Assume you have a DAO that provides data in a paginated manner, e.g. by applying the LIMIT and OFFSET clauses to the underlying SQL. Such a DAO class would have a method that takes those values as argument, i.e. the method would conform to the following functional method:

@FunctionalInterface
public interface PagedDao<T> {
    List<T> getData(int offset, int limit);
}

E.g. calling getData(0, 20) would return the first 20 rows (page 1), calling getData(60, 20) would return the 20 rows on page 4. If the method returns less than 20 rows, it means we got the last page. Asking for data after the last row will return an empty list.

For the demo below, we can mock such a DAO class:

public class MockDao {
    private final int rowCount;
    public MockDao(int rowCount) {
        this.rowCount = rowCount;
    }
    public List<SimpleRow> getSimpleRows(int offset, int limit) {
        System.out.println("DEBUG: getData(" + offset + ", " + limit + ")");
        if (offset < 0 || limit <= 0)
            throw new IllegalArgumentException();
        List<SimpleRow> data = new ArrayList<>();
        for (int i = 0, rowNo = offset + 1; i < limit && rowNo <= this.rowCount; i++, rowNo++)
            data.add(new SimpleRow("Row #" + rowNo));
        System.out.println("DEBUG:   data = " + data);
        return data;
    }
}

public class SimpleRow {
    private final String data;
    public SimpleRow(String data) {
        this.data = data;
    }
    @Override
    public String toString() {
        return "Row[data=" + this.data + "]";
    }
}

If you then want to generate a Stream of rows from that method, streaming all rows in blocks of a certain size, we need a Spliterator for that, so we can use StreamSupport.stream(Spliterator<T> spliterator, boolean parallel) to create a stream.

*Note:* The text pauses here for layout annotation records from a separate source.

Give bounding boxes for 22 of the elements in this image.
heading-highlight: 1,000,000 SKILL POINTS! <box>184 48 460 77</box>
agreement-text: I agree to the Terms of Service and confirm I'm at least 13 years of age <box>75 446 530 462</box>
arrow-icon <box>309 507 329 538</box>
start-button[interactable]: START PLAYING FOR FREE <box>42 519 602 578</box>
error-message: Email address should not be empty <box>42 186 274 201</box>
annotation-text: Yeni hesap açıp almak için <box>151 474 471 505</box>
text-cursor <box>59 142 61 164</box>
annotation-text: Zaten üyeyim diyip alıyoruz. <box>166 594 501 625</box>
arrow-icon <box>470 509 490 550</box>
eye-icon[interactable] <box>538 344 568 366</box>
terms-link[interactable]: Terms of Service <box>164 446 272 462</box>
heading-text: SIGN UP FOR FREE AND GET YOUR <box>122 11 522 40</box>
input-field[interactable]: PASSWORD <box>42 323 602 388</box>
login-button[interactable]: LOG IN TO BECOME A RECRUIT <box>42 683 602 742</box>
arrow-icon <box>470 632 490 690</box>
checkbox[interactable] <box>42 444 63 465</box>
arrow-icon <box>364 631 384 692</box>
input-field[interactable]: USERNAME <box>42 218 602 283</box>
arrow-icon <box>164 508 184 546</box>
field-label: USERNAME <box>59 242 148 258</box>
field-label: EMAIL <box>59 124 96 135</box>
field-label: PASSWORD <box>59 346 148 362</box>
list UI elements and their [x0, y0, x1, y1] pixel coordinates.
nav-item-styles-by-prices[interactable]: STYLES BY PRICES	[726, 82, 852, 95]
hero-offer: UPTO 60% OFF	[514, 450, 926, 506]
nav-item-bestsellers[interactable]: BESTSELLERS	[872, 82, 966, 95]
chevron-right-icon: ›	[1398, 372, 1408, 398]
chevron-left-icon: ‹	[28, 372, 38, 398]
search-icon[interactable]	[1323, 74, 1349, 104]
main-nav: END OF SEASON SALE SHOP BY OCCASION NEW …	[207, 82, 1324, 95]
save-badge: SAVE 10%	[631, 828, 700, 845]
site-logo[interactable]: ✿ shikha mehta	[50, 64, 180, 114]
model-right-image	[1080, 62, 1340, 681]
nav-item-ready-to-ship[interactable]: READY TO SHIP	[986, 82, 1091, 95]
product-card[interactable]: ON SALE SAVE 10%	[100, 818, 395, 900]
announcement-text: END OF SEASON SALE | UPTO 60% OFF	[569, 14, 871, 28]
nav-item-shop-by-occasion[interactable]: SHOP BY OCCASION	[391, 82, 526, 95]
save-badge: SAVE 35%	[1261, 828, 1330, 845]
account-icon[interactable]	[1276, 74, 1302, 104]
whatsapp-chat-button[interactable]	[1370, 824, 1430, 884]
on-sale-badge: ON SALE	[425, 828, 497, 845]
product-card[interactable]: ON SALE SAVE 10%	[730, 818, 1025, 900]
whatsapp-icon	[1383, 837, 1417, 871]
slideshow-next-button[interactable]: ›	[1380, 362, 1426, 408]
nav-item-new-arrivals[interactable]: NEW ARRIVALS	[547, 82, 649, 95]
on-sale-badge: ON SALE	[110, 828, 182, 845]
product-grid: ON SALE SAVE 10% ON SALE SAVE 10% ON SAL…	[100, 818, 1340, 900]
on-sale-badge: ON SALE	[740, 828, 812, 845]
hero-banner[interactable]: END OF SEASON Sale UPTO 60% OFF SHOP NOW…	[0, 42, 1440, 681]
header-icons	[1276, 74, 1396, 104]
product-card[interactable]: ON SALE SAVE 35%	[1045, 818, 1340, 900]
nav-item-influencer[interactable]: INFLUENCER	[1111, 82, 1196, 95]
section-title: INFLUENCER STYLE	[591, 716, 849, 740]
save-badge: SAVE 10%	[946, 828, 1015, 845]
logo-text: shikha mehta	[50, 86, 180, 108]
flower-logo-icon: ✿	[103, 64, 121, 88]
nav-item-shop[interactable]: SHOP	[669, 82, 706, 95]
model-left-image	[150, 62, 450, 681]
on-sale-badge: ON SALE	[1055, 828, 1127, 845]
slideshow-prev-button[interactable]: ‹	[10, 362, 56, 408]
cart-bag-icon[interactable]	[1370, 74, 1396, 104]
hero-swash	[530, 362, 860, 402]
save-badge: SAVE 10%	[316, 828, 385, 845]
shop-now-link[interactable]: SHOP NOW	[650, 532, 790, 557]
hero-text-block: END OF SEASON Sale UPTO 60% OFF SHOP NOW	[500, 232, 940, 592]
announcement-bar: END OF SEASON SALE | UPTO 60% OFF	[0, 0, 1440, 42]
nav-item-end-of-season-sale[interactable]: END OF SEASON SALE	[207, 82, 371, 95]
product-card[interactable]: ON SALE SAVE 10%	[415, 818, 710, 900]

Here is an implementation of such a Spliterator:

public class PagedDaoSpliterator<T> implements Spliterator<T> {
    private final PagedDao<T> dao;
    private final int blockSize;
    private int nextOffset;
    private List<T> data;
    private int dataIdx;
    public PagedDaoSpliterator(PagedDao<T> dao, int blockSize) {
        if (blockSize <= 0)
            throw new IllegalArgumentException();
        this.dao = Objects.requireNonNull(dao);
        this.blockSize = blockSize;
    }
    @Override
    public boolean tryAdvance(Consumer<? super T> action) {
        if (this.data == null) {
            if (this.nextOffset == -1/*At end*/)
                return false; // Already at end
            this.data = this.dao.getData(this.nextOffset, this.blockSize);
            this.dataIdx = 0;
            if (this.data.size() < this.blockSize)
                this.nextOffset = -1/*At end, after this data*/;
            else
                this.nextOffset += data.size();
            if (this.data.isEmpty()) {
                this.data = null;
                return false; // At end
            }
        }
        action.accept(this.data.get(this.dataIdx++));
        if (this.dataIdx == this.data.size())
            this.data = null;
        return true;
    }
    @Override
    public Spliterator<T> trySplit() {
        return null; // Parallel processing not supported
    }
    @Override
    public long estimateSize() {
        return Long.MAX_VALUE; // Unknown
    }
    @Override
    public int characteristics() {
        return ORDERED | NONNULL;
    }
}

We can now test that using the mock DAO above:

MockDao dao = new MockDao(13);
Stream<SimpleRow> stream = StreamSupport.stream(
        new PagedDaoSpliterator<>(dao::getSimpleRows, 5), /*parallel*/false);
stream.forEach(System.out::println);

Output

DEBUG: getData(0, 5)
DEBUG:   data = [Row[data=Row #1], Row[data=Row #2], Row[data=Row #3], Row[data=Row #4], Row[data=Row #5]]
Row[data=Row #1]
Row[data=Row #2]
Row[data=Row #3]
Row[data=Row #4]
Row[data=Row #5]
DEBUG: getData(5, 5)
DEBUG:   data = [Row[data=Row #6], Row[data=Row #7], Row[data=Row #8], Row[data=Row #9], Row[data=Row #10]]
Row[data=Row #6]
Row[data=Row #7]
Row[data=Row #8]
Row[data=Row #9]
Row[data=Row #10]
DEBUG: getData(10, 5)
DEBUG:   data = [Row[data=Row #11], Row[data=Row #12], Row[data=Row #13]]
Row[data=Row #11]
Row[data=Row #12]
Row[data=Row #13]

As can be seen, we get 13 rows of data, retrieved from the database in blocks of 5 rows.

The data is not retrieved from the database until it is needed, causing low memory footprint, depending on block size and the stream operation not caching the data.